While the Chief Minister has promised he would wipe off drugs from the state, the recent spate of deaths due to drug overdose has put question marks over the crackdown.
The flip side is that the shortage of heroin has led to the adulteration of ‘Chitta’ that had led to more deaths, according to the assistant director of Narcotics Control Bureau, Mohinderjeet Singh. This year alone Punjab has seen a steep decline in supply of drugs, especially ‘Chitta’ because of the strict enforcement by police, BSF and other agencies, he said. Though the supply has decreased the demand has not changed and the increase in deaths has also brought focus to the ‘Cut Drug’, which many say has replaced ‘Chitta’.
‘Chitta’, Singh says, was marketed as a pure form of heroin. Now with the drug getting popular this is merely a new way of peddlers attracting addicts. ‘We have sent some samples and will get to know what exactly it is after the reports come out,’ said Singh.
Peddlers have also become more innovative, mixing synthetic drugs to fulfil this demand. A drug addict doesn’t recover easily, according to Singh. The ones who are in a bad state can take at least two years to come out of it and so they take these synthetic drugs that are made locally and this leads to health problems, and sometimes even death.
Giving information related to the increase in seizures, Singh said, ‘Punjab police had seized around 200 kg of heroin last year and this year they have already seized around 190 kg heroin in the past five to six months. Similarly, the BSF seized around 211 kg heroin in trans-border seizures and this year they have already collected 160 kg.’
According to data that NCB receives every month from Punjab police, last year they registered around 9,500 cases and more than 10,000 people were arrested. From January till May, 5,000 have been arrested and 4500 cases have already been registered.
An expatriate author visiting Punjab after four decades discovered recently that the countryside he recalls once reverberating to the music of the Shabad from the gurdwaras and Bulle Shah and dolaks has now become so noisy with honking and sirens and the harsh light of the boom towns. Where has all that serenity and solace of that countryside gone, he wondered. In the frenzy and excitement where have the people who were so unflappable and so hospitable lost their unique character?

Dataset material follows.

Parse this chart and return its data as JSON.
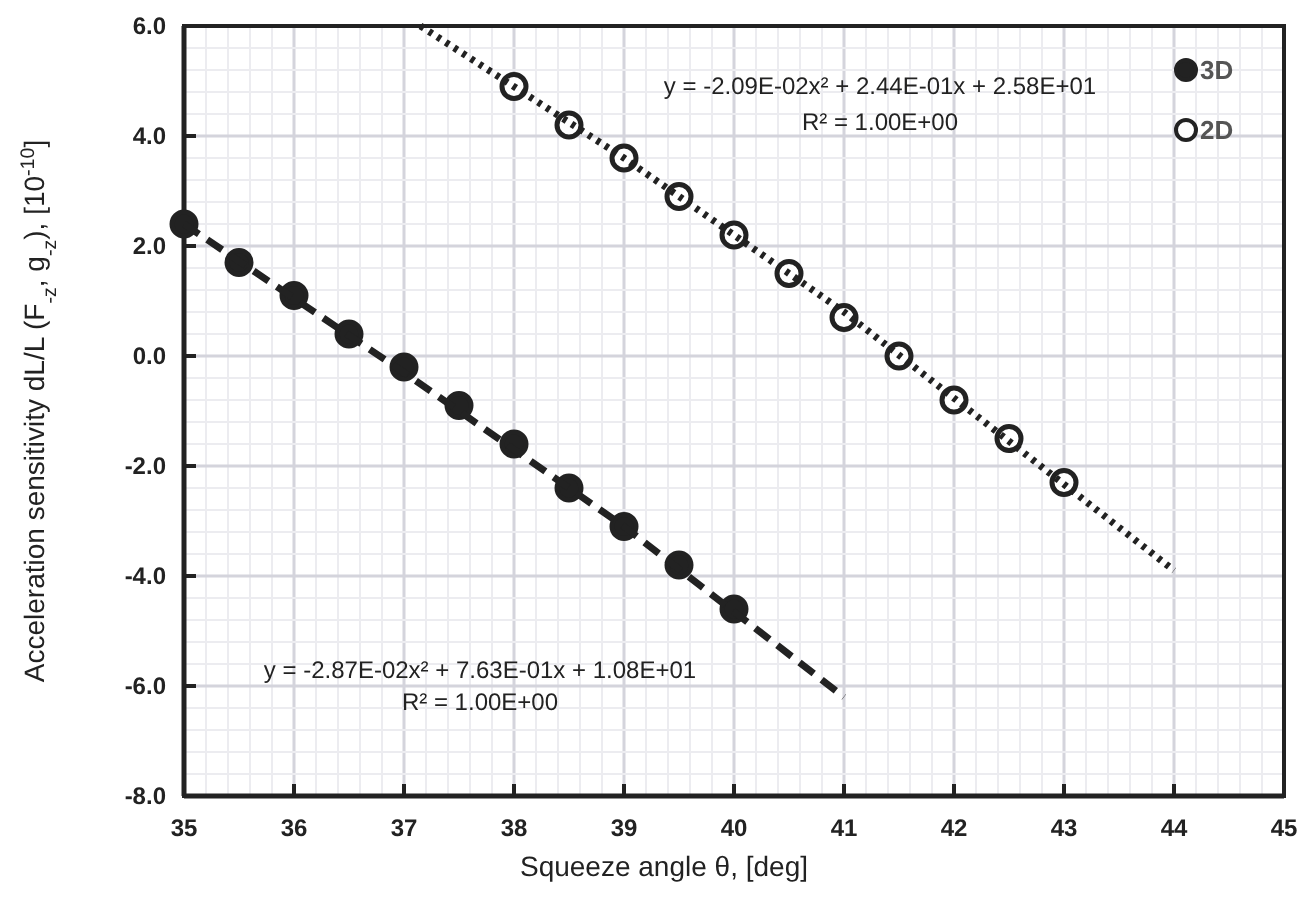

And how have other places, countries faced with such problems been able to overcome them? Venezuela, for instance, could provide some clue. Caracas, the capital, had at one time a major problem of rampant drug addiction. And the parks of the city were full of addicts and they were such a menace. One mayor had an innovative idea and he started playing Western classical music, Hayden and Handel, with hidden music systems in the parks that were not visible. These soft notes made the addicts so uncomfortable they started to leave the place slowly. He also met some of them and provided them with violins and they started to learn to play. Gradually he discovered that the whole place of young addicts have been transformed into violinists! One of them from this park went on to lead the Los Angeles Philharmonic Orchestra.
Possibly shabads and dhrupad music played softly in public places might have such an effect, who knows? It is said that the periodic holding of all-night qawalis in the small towns of Uttar Pradesh had a therapeutic effect. These towns were free of communal tensions for nearly two months after each session. It would be worthwhile if some sociologist were to collate the incidence of communal and other tensions with the increase in the spread of the television news channels, especially the round the clock channels. The music of shabad and jagrans and qawalis filled the nights at one time, and now panellists and academics and sociologists and clinical psychologists hold forth. How can the countryside remain serene, after such toxic emissions?